Бек, правда, порой подтрунивал над Султанмухаммадом, отпускал по его адресу соленые шутки, прозвал «петушьим султаном» (Насриддинбек ходил в «лягушках»), и все же он безгранично доверял своему сарбазу. Только при нем да при Насриддинбеке он позволял себе поиздеваться над невежеством Худоярхана, откровенно порассуждать о положении в Коканде. А вот при Асадуллахане, ханском родственнике, тоже занимавшем в Урде высокий пост, бек держал язык за зубами, подозревая в нем кокандского агента. Бек даже пытался удалить Асадуллахана из Ташкента, но это ему не удалось, и он сказал сарбазу: «Видно, за его спиной есть еще спина».
Перед Султанмухаммадом заискивали другие сарбазы. Этого воина с острым ястребиным взглядом, всегда ходившего с опущенной головой, побаивались и приближенные бека. Они на все лады расхваливали сарбаза перед Алимкулом, а когда бек, находясь в хорошем расположении духа, добродушно подшучивал над Султанмухаммадом, этим «Абу-Муслимом»,[16] — все готовно подхватывали его шутки и смеялись вместе с ним.

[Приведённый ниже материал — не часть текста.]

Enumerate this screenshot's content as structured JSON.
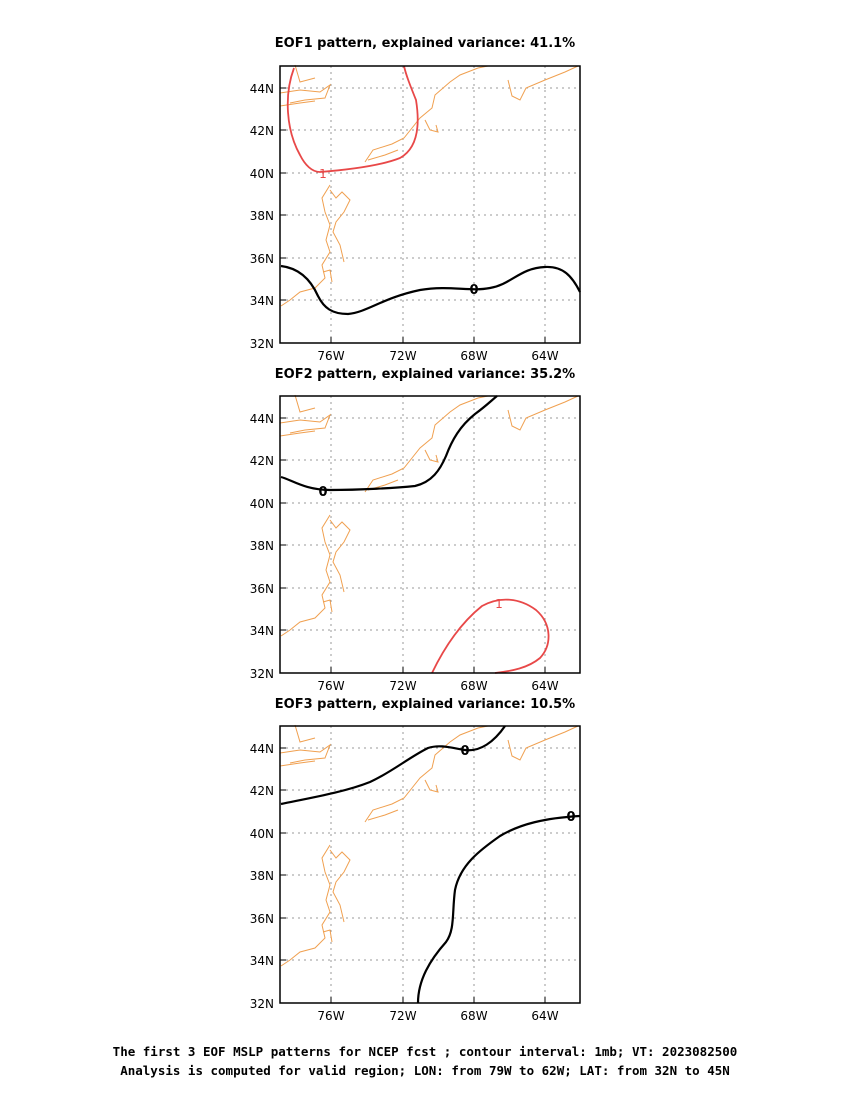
{
  "panels": [
    {
      "title": "EOF1 pattern, explained variance: 41.1%"
    },
    {
      "title": "EOF2 pattern, explained variance: 35.2%"
    },
    {
      "title": "EOF3 pattern, explained variance: 10.5%"
    }
  ],
  "axis": {
    "lat_labels": [
      "44N",
      "42N",
      "40N",
      "38N",
      "36N",
      "34N",
      "32N"
    ],
    "lon_labels": [
      "76W",
      "72W",
      "68W",
      "64W"
    ]
  },
  "contour_labels": {
    "zero": "0",
    "one": "1"
  },
  "colors": {
    "coastline": "#f0a050",
    "positive_contour": "#e84848",
    "zero_contour": "#000000",
    "grid": "#999999"
  },
  "footer": {
    "line1": "The first 3 EOF MSLP patterns for NCEP fcst ; contour interval: 1mb; VT: 2023082500",
    "line2": "Analysis is computed for valid region; LON: from 79W to 62W; LAT: from 32N to 45N"
  }
}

Ташкентским правителем назначил Алимкулибека Худоярхан, по совету своего визира кушбеги Мусульманкула. За время правления бек сумел настолько упрочить свой авторитет, что удержался на месте и после того как казнили Мусульманкула.
Урдинцы величали его: Святейший, военные — Полководец, горожане — Главнокомандующий.
Среди сарбазов и ополченцев о нем шла слава как об искусном воине. На его поясе неизменно торчала исфаганская сабля в красных ножнах, а слева — подаренный Худоярханом пистолет иностранной марки. Несмотря на полноту, он ловко, одним махом вскакивал на коня, а в рубке лозы не было ему равных.
Глядя на Миръякуба, бек все улыбался, к недоумению окружающих. Потом спросил:
— Усердно ли ухаживаешь за лошадьми, парень?
Голос у него низкий, глуховатый. Миръякуб, запинаясь, пробормотал:
— Я… я стараюсь, ваша светлость.
— Как Карчигай? Хорош, а? Любишь его?
— Как же не любить такого красавца! — пылко откликнулся Миръякуб.